I FIRST MET Joe Saddler at St. Mary’s Queen of Peace Catholic Church in Danville in the late 1960s. Father McLaughlin was our childhood priest. Joe was several years older than me, and it was Father McLaughlin’s custom to pair younger altar boys with older altar boys, so I was paired with Joe. Despite Joe’s seasoned hand at the wheel, I was terrified at the prospect of serving at the altar, because my brother Glenn had warned me that if I made any mistakes during the Mass I would go to hell. Just before the service, Father McLaughlin told me it would be my job to ring the altar bells at the appropriate moments, the details of which I had already forgotten, but was too afraid to admit. The Mass began, it came time to ring the bells, and I froze, and would have gone to hell if not for Joe leaning over and whispering in my ear, “The bells, ring the bells.” And so I did, and was spared eternal damnation, thanks to Joe.
We served Mass together several times in the following years, then graduated from high school and went off to college. Joe ended up a middle school teacher in Plainfield, and I became a Quaker pastor. We likely wouldn’t have reconnected except that in 1987, my wife and I rented a farmhouse east of Plainfield. A young woman, Robin Smith, was our neighbor, single, and living by herself out in the country. We were feeling especially protective of her, so when she told us she had a boyfriend we were immediately suspicious.
“He better be nice to Robin, or else,” my pacifist Quaker wife would say.
Then one evening Robin phoned and said she was bringing her boyfriend over to meet us.

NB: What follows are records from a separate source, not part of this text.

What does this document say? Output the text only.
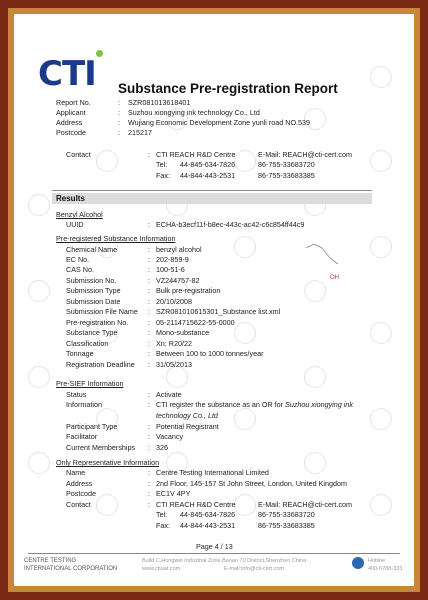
CTI Substance Pre-registration Report
Report No.	: SZR081013618401
Applicant	: Suzhou xiongying ink technology Co., Ltd
Address	: Wujiang Economic Development Zone yunli road NO.539
Postcode	: 215217
Contact	: CTI REACH R&D Centre	E-Mail: REACH@cti-cert.com
Tel: 44-845-634-7826	86-755-33683720
Fax: 44-844-443-2531	86-755-33683385
Results
Benzyl Alcohol
UUID	: ECHA-b3ecf11f-b8ec-443c-ac42-c6c854ff44c9
Pre-registered Substance Information
Chemical Name	: benzyl alcohol
EC No.	: 202-859-9
CAS No.	: 100-51-6
Submission No.	: VZ244757-82
Submission Type	: Bulk pre-registration
Submission Date	: 20/10/2008
Submission File Name : SZR081010615301_Substance list.xml
Pre-registration No.	: 05-2114715622-55-0000
Substance Type	: Mono-substance
Classification	: Xn; R20/22
Tonnage	: Between 100 to 1000 tonnes/year
Registration Deadline : 31/05/2013
OH
Pre-SIEF Information
Status	: Activate
Information	: CTI register the substance as an OR for Suzhou xiongying ink
technology Co., Ltd
Participant Type	: Potential Registrant
Facilitator	: Vacancy
Current Memberships : 326
Only Representative Information
Name	: Centre Testing International Limited
Address	: 2nd Floor, 145-157 St John Street, London, United Kingdom
Postcode	: EC1V 4PY
Contact	: CTI REACH R&D Centre	E-Mail: REACH@cti-cert.com
Tel: 44-845-634-7826	86-755-33683720
Fax: 44-844-443-2531	86-755-33683385
Page 4 / 13
CENTRE TESTING
INTERNATIONAL CORPORATION
Build C,Hongwei Industrial Zone,Baoan 70 District,Shenzhen China
www.ctiuat.com	E-mail:info@cti-cert.com
Hotline
400-6788-333
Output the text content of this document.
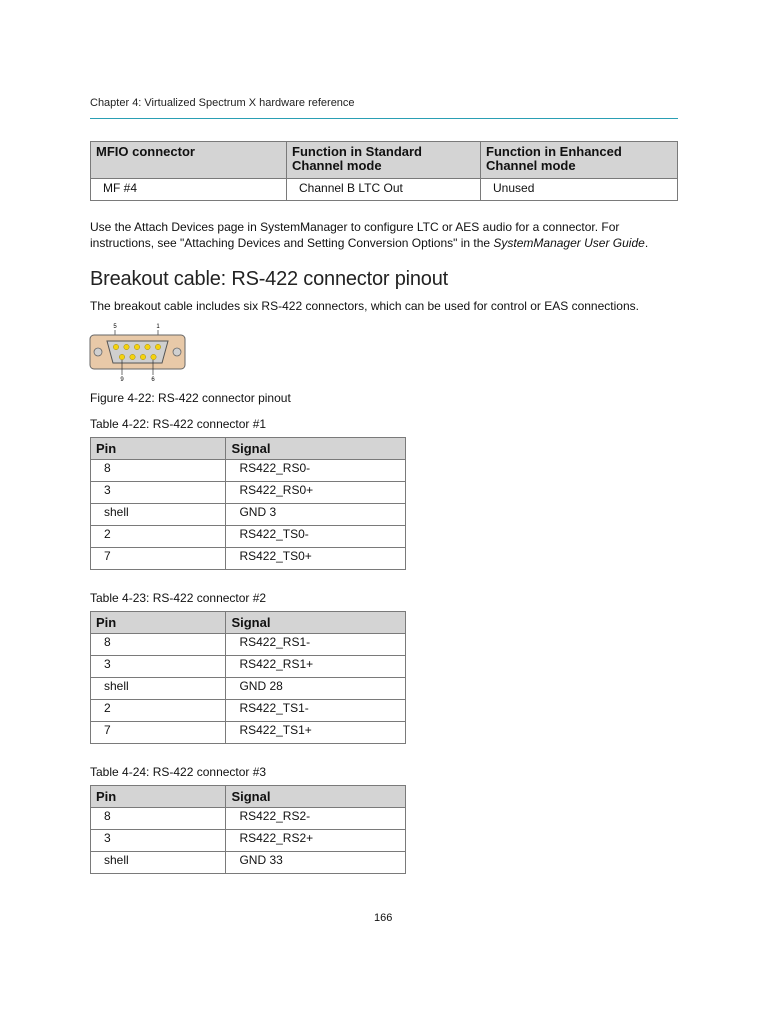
Chapter 4: Virtualized Spectrum X hardware reference
MFIO connector	Function in Standard Channel mode	Function in Enhanced Channel mode
MF #4	Channel B LTC Out	Unused
Use the Attach Devices page in SystemManager to configure LTC or AES audio for a connector. For instructions, see "Attaching Devices and Setting Conversion Options" in the SystemManager User Guide.
Breakout cable: RS-422 connector pinout
The breakout cable includes six RS-422 connectors, which can be used for control or EAS connections.
5	1
9	6
Figure 4-22: RS-422 connector pinout
Table 4-22: RS-422 connector #1
Pin	Signal
8	RS422_RS0-
3	RS422_RS0+
shell	GND 3
2	RS422_TS0-
7	RS422_TS0+
Table 4-23: RS-422 connector #2
Pin	Signal
8	RS422_RS1-
3	RS422_RS1+
shell	GND 28
2	RS422_TS1-
7	RS422_TS1+
Table 4-24: RS-422 connector #3
Pin	Signal
8	RS422_RS2-
3	RS422_RS2+
shell	GND 33
166
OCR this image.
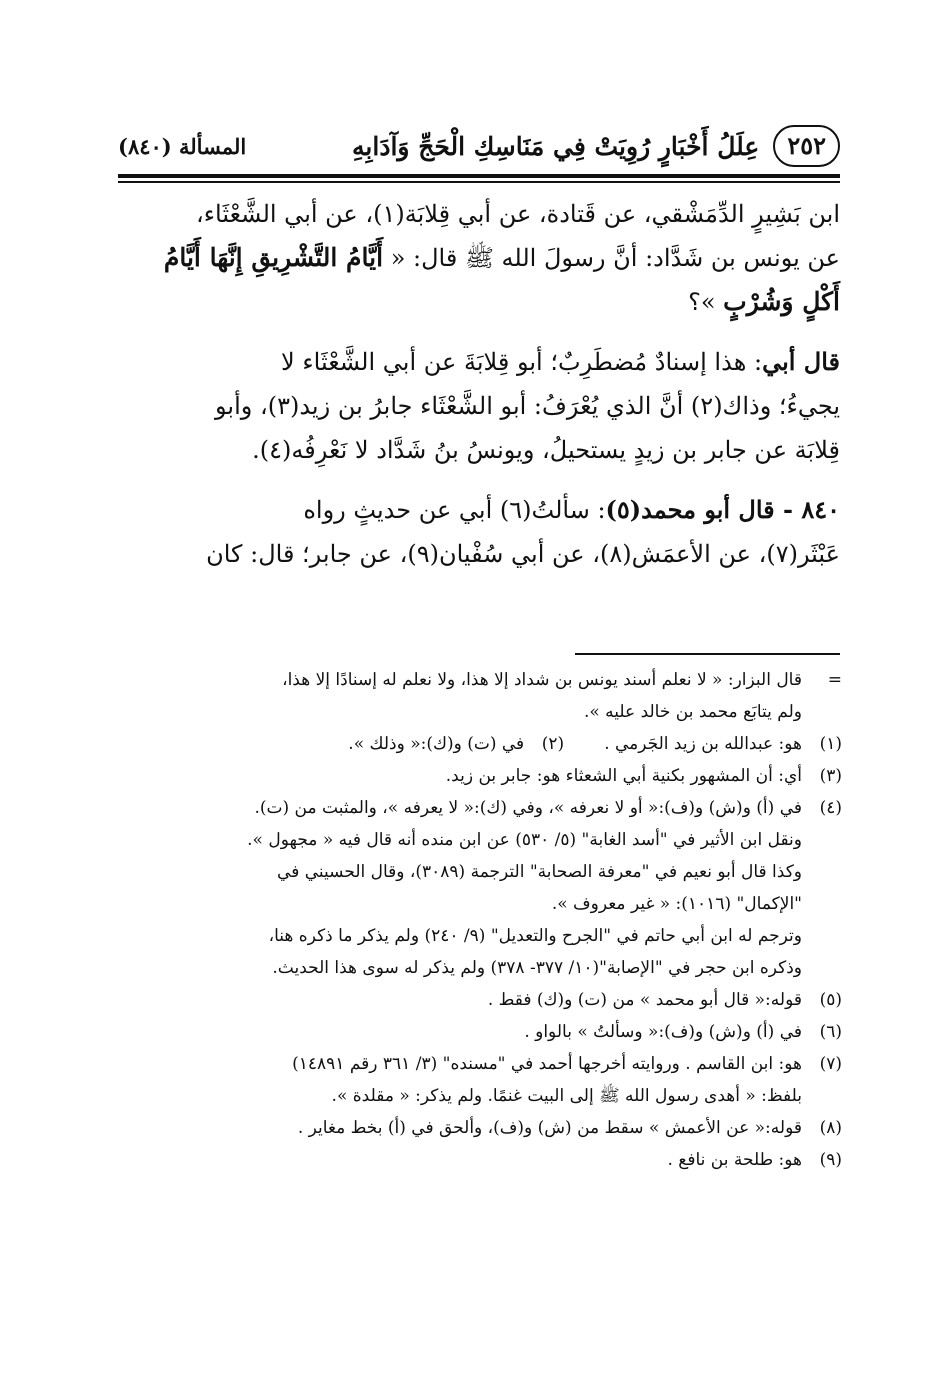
٢٥٢
عِلَلُ أَخْبَارٍ رُوِيَتْ فِي مَنَاسِكِ الْحَجِّ وَآدَابِهِ
المسألة (٨٤٠)

ابن بَشِيرٍ الدِّمَشْقي، عن قَتادة، عن أبي قِلابَة(١)، عن أبي الشَّعْثَاء،
عن يونس بن شَدَّاد: أنَّ رسولَ الله ﷺ قال: « أَيَّامُ التَّشْرِيقِ إِنَّهَا أَيَّامُ
أَكْلٍ وَشُرْبٍ »؟

قال أبي: هذا إسنادٌ مُضطَرِبٌ؛ أبو قِلابَةَ عن أبي الشَّعْثَاء لا
يجيءُ؛ وذاك(٢) أنَّ الذي يُعْرَفُ: أبو الشَّعْثَاء جابرُ بن زيد(٣)، وأبو
قِلابَة عن جابر بن زيدٍ يستحيلُ، ويونسُ بنُ شَدَّاد لا نَعْرِفُه(٤).

٨٤٠ - قال أبو محمد(٥): سألتُ(٦) أبي عن حديثٍ رواه
عَبْثَر(٧)، عن الأعمَش(٨)، عن أبي سُفْيان(٩)، عن جابر؛ قال: كان

=
قال البزار: « لا نعلم أسند يونس بن شداد إلا هذا، ولا نعلم له إسنادًا إلا هذا،
ولم يتابَع محمد بن خالد عليه ».
(١)
هو: عبدالله بن زيد الجَرمي .
(٢)
في (ت) و(ك):« وذلك ».
(٣)
أي: أن المشهور بكنية أبي الشعثاء هو: جابر بن زيد.
(٤)
في (أ) و(ش) و(ف):« أو لا نعرفه »، وفي (ك):« لا يعرفه »، والمثبت من (ت).
ونقل ابن الأثير في "أسد الغابة" (٥/ ٥٣٠) عن ابن منده أنه قال فيه « مجهول ».
وكذا قال أبو نعيم في "معرفة الصحابة" الترجمة (٣٠٨٩)، وقال الحسيني في
"الإكمال" (١٠١٦): « غير معروف ».
وترجم له ابن أبي حاتم في "الجرح والتعديل" (٩/ ٢٤٠) ولم يذكر ما ذكره هنا،
وذكره ابن حجر في "الإصابة"(١٠/ ٣٧٧- ٣٧٨) ولم يذكر له سوى هذا الحديث.
(٥)
قوله:« قال أبو محمد » من (ت) و(ك) فقط .
(٦)
في (أ) و(ش) و(ف):« وسألتُ » بالواو .
(٧)
هو: ابن القاسم . وروايته أخرجها أحمد في "مسنده" (٣/ ٣٦١ رقم ١٤٨٩١)
بلفظ: « أهدى رسول الله ﷺ إلى البيت غنمًا. ولم يذكر: « مقلدة ».
(٨)
قوله:« عن الأعمش » سقط من (ش) و(ف)، وألحق في (أ) بخط مغاير .
(٩)
هو: طلحة بن نافع .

A moment later there was a knock on the back door, and we opened it to see Robin standing with Joe, and so our friendship was reborn. A few years later they married, had a son, and moved to Danville, as is the dream of everyone fortunate enough to be raised here. Several years later, my wife and I followed, buying a house down the street from the Saddler’s.
Our first month in Danville, Joe and I had the bright idea to end each day with pie and ice cream at the Mayberry Cafe. Within a few months, Joe’s pants no longer fit and I got diabetes, so we decided to forgo pie and ice cream and go for evening walks. I’d walk up my hill, Joe would walk up his hill, and we would meet at the top of the neighborhood and circle the block two times, two miles. We did that nearly every night for 20 years, and in all those years shared the same joke. He’d point to a bright light in the sky and say, “What’s that?” I would say, “It looks like a planet to me.” He would say, “Which one?” And I, as if we were still in junior high, would say, “It looks like Uranus.” We would laugh uproariously, almost every night for 20 years.
Until one night we noticed Joe’s right foot dragged on the pavement and sometimes he couldn’t find the right word. Doctors were consulted, tests were run, and a tumor was discovered deep inside his head, the nasty kind of tumor with cruel tentacles that weave themselves into the brain, strangling hope.
Our walks dwindled to an end, COVID hit, and our visits were confined to conversations on his back deck, sitting 10 feet apart wearing masks, but even that became too draining for Joe. Then this past summer, Robin became unable to transfer Joe from his recliner to his bed, so I would end my day helping put Joe to bed. One evening, Robin and I were lifting him from his recliner and his pants slid down and without thinking I said, “I see Uranus.” Joe started laughing, and so did Robin and so did I, laughing so hard we fell backward into Joe’s chair, our tears and laughter mingling. It was our last laugh, but our best laugh.
Three weeks later Joe died, and a week after that we held his funeral at St. Mary’s Queen of Peace Catholic Church, our childhood church. Sitting there, amid the comforting aromas and sounds of my youth, it occurred to me Joe had saved me twice: the first time from damnation, the second time from despair.